Other People of Interest

Sister Calliana is the only priest vendor available until we reach the bowels of Dragon's Eye. She is acting as head priest of the Temple of Ilmater after Mother Egenia was abducted. We end up saving Egenia from a horde of trolls and evil priests in Dragon's Eye, but she never returns to the temple (oversight) and we only meet up with her again in the sequel, in spirit-form. Calliana also mentions that another member of the Ilmaterian clergy, Brother Poquelin, recently passed through Kuldahar on pilgrimage to a monastery in Bryn Shander, where he sought to get help. It is later revealed that Brother Poquelin was merely the guise assumed by the devil, Belhifet, to make it easier to scour the region for lieutenants to lead his devil-army, with which he intended to conquer the Dale.

Eidan's Legacy

This is actually the only quest that is contained wholly in Kuldahar.

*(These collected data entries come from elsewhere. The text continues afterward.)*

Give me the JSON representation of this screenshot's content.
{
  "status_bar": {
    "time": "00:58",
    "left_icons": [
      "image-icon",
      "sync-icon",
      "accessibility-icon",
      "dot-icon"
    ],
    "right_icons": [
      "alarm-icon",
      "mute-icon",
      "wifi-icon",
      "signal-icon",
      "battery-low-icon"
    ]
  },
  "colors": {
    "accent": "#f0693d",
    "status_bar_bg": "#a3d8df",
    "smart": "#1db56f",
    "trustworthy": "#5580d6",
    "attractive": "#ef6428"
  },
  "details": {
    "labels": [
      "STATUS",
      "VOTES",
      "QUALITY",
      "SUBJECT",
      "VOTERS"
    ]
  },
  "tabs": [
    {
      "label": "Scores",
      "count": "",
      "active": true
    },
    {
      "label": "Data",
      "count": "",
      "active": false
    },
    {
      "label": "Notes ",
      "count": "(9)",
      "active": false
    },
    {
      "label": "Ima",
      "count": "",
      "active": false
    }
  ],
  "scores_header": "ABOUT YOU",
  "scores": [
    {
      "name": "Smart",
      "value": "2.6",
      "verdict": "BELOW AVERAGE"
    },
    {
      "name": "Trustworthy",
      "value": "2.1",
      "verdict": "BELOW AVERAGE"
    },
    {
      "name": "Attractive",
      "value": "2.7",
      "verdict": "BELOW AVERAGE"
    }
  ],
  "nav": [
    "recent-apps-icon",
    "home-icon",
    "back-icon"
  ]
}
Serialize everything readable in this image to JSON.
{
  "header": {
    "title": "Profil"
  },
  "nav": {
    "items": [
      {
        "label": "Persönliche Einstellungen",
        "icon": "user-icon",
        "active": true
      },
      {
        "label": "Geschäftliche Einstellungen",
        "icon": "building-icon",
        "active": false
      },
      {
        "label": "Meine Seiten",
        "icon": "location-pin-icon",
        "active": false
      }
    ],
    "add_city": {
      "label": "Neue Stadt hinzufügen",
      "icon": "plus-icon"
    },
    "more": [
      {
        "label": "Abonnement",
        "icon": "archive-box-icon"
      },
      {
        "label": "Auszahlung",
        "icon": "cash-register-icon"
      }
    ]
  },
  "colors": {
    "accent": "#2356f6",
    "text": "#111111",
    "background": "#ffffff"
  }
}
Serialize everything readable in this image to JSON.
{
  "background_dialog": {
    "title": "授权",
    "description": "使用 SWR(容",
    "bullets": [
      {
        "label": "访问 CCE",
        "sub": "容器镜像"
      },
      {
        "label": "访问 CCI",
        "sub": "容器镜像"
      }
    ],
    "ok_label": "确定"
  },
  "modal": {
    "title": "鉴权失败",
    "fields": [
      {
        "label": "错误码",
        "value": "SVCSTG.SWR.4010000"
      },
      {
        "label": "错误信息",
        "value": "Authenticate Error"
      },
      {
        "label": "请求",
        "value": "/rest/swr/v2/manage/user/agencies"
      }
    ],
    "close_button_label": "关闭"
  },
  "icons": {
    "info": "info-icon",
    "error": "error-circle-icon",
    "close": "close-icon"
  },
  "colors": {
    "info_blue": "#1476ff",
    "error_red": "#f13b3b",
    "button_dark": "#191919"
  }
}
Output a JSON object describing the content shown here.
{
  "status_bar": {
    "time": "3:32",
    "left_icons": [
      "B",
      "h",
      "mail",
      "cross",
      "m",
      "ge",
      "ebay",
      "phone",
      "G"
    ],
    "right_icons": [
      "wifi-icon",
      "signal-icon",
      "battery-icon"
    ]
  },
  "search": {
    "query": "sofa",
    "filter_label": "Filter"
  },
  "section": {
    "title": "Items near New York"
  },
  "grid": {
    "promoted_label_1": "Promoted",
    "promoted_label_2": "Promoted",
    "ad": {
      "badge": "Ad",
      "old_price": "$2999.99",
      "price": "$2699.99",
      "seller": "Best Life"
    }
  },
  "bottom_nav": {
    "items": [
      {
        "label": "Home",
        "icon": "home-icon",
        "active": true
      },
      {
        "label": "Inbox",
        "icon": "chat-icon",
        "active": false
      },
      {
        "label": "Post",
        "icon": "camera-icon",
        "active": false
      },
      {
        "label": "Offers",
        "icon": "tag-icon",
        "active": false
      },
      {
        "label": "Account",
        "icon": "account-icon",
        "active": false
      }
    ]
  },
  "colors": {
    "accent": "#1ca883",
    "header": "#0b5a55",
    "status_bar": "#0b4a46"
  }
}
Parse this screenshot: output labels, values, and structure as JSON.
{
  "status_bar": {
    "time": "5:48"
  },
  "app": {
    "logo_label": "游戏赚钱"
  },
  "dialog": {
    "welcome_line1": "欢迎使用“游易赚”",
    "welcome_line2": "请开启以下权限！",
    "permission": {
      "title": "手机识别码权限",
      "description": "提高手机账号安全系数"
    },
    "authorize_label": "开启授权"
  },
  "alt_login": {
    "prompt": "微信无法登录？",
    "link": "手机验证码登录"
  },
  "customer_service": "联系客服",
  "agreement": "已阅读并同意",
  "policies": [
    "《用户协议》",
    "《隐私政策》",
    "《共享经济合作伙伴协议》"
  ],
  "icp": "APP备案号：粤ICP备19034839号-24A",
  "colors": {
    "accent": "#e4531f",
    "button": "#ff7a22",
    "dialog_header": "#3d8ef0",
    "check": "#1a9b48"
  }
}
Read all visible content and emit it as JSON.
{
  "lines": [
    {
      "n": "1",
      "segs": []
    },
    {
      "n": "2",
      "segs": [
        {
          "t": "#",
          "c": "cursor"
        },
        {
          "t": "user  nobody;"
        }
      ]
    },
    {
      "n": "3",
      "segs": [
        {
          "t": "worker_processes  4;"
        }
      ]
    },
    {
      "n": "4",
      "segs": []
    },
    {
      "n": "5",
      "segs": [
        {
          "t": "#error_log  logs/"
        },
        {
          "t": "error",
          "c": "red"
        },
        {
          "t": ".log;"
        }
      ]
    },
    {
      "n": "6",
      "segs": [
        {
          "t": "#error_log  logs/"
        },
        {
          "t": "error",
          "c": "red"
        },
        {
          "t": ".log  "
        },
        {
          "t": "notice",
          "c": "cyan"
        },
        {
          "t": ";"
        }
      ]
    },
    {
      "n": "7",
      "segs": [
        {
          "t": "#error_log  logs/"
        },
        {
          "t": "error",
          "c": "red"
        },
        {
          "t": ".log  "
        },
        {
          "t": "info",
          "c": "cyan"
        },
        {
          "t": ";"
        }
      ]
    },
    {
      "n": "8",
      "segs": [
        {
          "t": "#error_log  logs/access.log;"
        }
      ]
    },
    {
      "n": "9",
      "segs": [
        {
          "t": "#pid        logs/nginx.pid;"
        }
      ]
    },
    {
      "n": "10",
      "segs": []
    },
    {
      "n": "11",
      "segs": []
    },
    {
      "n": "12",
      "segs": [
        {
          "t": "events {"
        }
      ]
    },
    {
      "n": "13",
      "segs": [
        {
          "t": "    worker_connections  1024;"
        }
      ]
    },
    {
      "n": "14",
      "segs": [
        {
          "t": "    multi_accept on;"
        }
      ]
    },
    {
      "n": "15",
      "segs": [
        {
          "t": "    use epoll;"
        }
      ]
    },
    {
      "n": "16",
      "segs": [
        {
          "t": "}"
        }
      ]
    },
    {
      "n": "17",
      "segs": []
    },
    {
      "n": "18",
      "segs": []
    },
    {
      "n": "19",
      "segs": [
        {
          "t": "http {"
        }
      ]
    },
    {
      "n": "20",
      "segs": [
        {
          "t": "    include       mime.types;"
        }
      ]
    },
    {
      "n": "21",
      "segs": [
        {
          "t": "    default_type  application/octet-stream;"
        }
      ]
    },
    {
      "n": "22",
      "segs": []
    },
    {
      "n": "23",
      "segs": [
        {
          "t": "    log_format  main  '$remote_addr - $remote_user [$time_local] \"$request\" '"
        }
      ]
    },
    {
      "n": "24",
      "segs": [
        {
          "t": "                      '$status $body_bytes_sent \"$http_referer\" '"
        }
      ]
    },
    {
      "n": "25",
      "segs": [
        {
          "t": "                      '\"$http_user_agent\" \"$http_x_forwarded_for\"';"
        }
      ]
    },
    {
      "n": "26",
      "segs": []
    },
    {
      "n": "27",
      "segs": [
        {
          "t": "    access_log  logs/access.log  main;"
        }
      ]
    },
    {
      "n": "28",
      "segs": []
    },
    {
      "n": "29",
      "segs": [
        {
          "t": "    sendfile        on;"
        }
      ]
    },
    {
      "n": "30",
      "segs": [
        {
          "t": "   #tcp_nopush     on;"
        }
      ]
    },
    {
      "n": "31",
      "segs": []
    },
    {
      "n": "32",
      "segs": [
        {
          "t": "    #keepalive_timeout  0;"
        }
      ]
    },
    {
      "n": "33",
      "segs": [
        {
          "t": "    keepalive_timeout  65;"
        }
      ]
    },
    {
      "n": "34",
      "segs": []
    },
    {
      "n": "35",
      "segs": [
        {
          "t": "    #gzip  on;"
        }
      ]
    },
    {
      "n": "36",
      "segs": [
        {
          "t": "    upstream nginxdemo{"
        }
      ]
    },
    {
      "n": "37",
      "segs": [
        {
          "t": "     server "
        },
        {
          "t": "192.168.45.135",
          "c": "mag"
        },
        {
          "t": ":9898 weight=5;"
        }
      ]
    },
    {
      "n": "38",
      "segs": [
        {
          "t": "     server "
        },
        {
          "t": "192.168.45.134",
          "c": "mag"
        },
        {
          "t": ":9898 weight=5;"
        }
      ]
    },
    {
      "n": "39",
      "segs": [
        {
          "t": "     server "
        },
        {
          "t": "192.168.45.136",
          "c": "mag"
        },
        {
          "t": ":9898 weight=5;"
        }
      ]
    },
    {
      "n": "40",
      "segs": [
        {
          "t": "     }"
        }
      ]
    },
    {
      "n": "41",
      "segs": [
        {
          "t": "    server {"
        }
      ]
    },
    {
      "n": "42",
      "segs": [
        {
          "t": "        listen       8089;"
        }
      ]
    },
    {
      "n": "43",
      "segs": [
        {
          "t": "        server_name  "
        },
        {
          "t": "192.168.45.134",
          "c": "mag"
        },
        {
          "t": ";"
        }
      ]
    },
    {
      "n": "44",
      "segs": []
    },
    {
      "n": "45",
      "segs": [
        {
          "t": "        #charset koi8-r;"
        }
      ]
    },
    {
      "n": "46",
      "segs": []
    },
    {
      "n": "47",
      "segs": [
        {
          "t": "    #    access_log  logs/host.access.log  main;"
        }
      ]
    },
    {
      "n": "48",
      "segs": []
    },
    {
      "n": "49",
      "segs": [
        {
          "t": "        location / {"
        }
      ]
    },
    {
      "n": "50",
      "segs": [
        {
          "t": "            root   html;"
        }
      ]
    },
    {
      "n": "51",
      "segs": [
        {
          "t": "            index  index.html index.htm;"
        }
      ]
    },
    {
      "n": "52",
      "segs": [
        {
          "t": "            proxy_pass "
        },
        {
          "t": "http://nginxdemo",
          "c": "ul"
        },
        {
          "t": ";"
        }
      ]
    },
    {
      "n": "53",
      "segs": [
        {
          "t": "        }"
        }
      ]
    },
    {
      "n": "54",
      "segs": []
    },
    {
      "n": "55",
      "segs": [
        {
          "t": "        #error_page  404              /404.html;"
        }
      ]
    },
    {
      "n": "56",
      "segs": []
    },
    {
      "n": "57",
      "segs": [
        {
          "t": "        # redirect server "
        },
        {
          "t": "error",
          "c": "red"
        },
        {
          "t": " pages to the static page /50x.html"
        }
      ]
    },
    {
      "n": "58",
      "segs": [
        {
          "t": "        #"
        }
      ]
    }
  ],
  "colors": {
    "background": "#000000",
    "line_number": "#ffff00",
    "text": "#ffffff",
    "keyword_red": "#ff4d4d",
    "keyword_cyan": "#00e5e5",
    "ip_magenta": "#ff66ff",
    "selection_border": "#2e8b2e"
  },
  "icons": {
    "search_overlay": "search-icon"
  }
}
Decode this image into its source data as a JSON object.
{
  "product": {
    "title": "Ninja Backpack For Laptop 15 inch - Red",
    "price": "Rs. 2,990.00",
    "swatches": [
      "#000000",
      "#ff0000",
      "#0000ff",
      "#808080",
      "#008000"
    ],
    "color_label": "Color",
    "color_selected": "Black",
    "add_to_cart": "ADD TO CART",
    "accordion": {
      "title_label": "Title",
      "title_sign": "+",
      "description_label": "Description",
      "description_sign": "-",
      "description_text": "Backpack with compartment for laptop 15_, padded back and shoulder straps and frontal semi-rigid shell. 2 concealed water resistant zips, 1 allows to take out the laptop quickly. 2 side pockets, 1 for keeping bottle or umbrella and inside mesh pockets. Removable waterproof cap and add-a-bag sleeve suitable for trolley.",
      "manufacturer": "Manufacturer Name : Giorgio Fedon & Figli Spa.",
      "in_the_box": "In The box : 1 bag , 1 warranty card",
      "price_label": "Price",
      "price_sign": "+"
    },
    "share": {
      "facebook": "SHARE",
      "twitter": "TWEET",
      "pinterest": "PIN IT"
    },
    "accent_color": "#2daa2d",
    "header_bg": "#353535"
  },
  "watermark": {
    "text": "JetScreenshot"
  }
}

The other four require extensive exploration, far and wide. On the top floor of the Evening Shade Inn we find a signet ring in a drawer inscribed with a message that clearly leaves the inn to the people of Kuldahar should the owner pass away. When we present it to the devious halfling running the joint downstairs, we are able to expose him for a fraudulent claim on the inn. Note the amusing check on the Paladin class. The solution to the quest is binary: we either dob him in to the elders or get a free room to rest in for the remainder of the campaign (3,225 XP, either way).

Yeti Attack!

Two rogue tundra yetis are scripted to attack the town from the path that leads into the Vale of Shadows. Having saved his ass, we accept Mirek's request to recover his family heirloom from within the restless Vale.

Ok, gather your holy warriors, get your plate mail on and break out the blunt weapons! In the next part we shall venture forth into undead territory in search of the source of evil plaguing the town!



  1. Kuldahar was crucial to holding the game together. It adds to the immersion if one give PCs something to defend and fight for rather than just random monsters to kill.

    IWD actually had a decent amount of reactivity for a combat focused game. One example I remember was going around talking to people in Easthaven with a gnome character and constantly being mistaken for Oswald Fiddlebender (apparently presumed to be the only gnome in the Ten Towns, and who one later meets here in Kuldahar). After several instances of this you get the option of getting angry and saying "Look, for the last time I am not this Fiddlebender person. There's more than one gnome in the whole world, you know." (or words to that effect, I quote from memory and thus probably not verbatim), whereupon whatever commoner you were talking to will give you a low-value gem to placate you.

    1. I forgot to add an example of race-based reactivity, so I linked to your comment in the body of the post. Thanks for that.

  2. very well written Lilura, keep 'em coming.